A block off W. 7th Street in St. Paul, a crew appeared, pulling lights, stands and crates from a long white truck. They traded information on walkie-talkies. They set a camera on a tripod. They made a film set where, moments before, there had been none.
“Is this your driveway?” someone asked Patrick Coyle, the film’s director. He nodded.
His driveway, his neighborhood, his movie.
Coyle, a 64-year-old actor, screenwriter and director, has filmed three feature films in Minnesota before. But never so close to home.
He based his screenplay for the film, “Unholy Communion,” on a book of the same name written by Scandia author Thomas Rumreich and published by Beaver’s Pond Press, the company Coyle’s wife owns. He cast as its stars two actors who grew up in Minnesota — Vincent Kartheiser, known for playing Pete Campbell in “Mad Men,” and Adam Bartley, known for playing “The Ferg” on the TV series “Longmire.”

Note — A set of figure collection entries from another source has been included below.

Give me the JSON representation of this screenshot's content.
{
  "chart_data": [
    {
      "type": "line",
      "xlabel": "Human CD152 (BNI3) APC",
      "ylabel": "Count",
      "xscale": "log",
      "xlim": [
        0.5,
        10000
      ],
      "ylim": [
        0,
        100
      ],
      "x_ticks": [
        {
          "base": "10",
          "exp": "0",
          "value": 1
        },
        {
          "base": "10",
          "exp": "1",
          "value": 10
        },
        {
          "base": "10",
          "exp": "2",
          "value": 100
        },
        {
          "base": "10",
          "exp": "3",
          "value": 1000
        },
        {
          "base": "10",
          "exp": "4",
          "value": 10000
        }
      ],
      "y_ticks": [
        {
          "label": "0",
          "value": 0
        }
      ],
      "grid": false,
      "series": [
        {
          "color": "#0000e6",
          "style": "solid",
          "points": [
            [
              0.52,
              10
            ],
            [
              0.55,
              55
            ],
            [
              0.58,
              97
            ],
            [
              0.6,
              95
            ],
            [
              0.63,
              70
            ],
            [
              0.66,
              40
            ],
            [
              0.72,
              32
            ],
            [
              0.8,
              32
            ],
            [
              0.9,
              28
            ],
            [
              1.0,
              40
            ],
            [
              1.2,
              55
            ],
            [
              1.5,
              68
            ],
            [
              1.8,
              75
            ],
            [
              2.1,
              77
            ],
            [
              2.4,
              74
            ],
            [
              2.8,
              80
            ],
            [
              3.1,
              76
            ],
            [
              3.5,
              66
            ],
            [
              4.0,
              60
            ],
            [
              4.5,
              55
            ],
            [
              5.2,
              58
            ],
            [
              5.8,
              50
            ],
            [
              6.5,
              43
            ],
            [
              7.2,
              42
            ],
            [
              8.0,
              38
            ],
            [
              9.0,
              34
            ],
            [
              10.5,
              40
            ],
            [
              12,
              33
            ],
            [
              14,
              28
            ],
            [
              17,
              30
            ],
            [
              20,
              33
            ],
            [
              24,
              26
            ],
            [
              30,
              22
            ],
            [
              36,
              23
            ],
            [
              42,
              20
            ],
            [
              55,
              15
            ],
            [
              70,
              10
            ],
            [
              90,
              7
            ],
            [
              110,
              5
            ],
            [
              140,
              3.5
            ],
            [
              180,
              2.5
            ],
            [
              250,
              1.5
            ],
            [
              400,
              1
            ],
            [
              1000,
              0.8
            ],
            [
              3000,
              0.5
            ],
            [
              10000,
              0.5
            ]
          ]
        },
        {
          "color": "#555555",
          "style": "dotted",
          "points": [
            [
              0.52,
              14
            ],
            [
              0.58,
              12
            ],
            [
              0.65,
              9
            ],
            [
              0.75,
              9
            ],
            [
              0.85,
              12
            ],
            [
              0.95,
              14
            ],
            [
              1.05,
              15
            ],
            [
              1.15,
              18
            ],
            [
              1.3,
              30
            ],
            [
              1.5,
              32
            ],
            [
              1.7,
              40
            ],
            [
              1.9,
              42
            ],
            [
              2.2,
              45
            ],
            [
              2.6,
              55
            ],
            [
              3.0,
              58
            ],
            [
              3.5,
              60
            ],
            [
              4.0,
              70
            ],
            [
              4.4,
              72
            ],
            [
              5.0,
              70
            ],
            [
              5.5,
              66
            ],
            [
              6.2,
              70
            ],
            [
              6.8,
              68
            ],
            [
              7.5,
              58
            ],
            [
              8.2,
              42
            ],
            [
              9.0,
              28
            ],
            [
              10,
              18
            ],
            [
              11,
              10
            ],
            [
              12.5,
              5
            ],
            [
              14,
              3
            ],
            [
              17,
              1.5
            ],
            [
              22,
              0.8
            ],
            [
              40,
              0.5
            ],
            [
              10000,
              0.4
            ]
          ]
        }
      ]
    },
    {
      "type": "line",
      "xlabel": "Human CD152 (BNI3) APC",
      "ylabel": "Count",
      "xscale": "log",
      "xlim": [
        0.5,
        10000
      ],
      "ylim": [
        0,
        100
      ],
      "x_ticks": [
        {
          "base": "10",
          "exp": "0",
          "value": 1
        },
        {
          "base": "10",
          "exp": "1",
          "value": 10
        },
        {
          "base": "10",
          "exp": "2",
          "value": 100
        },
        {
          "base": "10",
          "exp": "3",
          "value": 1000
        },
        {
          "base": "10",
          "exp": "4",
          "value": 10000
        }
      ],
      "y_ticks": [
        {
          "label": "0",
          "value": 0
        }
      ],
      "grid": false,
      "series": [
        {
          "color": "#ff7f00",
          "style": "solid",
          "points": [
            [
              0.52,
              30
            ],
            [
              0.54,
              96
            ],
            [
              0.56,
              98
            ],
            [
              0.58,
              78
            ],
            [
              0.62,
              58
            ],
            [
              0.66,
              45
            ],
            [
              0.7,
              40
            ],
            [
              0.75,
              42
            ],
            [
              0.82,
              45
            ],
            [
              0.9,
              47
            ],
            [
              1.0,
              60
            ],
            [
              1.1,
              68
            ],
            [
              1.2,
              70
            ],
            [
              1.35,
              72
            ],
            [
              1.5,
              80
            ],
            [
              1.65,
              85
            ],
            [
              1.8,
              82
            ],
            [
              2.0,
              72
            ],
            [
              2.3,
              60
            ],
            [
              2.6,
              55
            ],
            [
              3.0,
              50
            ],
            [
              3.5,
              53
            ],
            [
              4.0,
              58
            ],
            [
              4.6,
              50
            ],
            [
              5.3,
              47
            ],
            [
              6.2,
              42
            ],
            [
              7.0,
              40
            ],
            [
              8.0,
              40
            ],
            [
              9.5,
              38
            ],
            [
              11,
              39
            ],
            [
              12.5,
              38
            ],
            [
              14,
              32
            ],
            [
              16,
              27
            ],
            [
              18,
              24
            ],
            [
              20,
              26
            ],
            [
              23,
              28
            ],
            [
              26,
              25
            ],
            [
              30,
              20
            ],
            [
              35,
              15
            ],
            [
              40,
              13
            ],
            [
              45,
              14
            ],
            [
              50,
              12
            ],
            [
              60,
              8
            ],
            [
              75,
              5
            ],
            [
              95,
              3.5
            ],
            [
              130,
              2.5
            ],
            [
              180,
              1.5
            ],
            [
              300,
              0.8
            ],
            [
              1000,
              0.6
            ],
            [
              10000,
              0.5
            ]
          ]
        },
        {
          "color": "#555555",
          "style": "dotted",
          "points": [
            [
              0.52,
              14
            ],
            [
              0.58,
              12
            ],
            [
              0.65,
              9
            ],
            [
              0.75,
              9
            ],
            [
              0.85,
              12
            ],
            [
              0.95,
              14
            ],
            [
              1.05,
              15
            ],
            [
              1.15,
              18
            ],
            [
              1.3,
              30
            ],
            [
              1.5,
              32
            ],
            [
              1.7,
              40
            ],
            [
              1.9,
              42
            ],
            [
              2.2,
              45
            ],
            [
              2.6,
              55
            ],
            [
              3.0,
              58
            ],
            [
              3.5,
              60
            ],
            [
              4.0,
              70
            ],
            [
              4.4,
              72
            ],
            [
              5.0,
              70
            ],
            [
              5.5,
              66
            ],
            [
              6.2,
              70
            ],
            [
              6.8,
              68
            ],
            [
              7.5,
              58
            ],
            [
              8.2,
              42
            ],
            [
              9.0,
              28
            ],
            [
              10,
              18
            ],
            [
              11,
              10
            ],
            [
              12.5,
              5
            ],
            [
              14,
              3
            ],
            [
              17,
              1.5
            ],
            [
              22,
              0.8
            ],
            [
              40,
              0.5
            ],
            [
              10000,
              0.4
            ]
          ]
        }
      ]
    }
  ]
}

Then, over the course of four weeks in January and February, he and his team shot the movie mostly in the West 7th neighborhood — its vintage bars, storefronts and houses standing in for the story’s small-town setting. They filmed in Keenan’s Bar and Grill, the Day by Day Cafe and Mancini’s Char House.
Coyle’s family dentist lent his offices. A neighbor lent his truck.
“There aren’t a lot of film shoots that happen here,” Coyle said. “Then there really aren’t a lot that originate from here. ... But I personally love the visual opportunities of the Twin Cities because they’re just so different from each other.”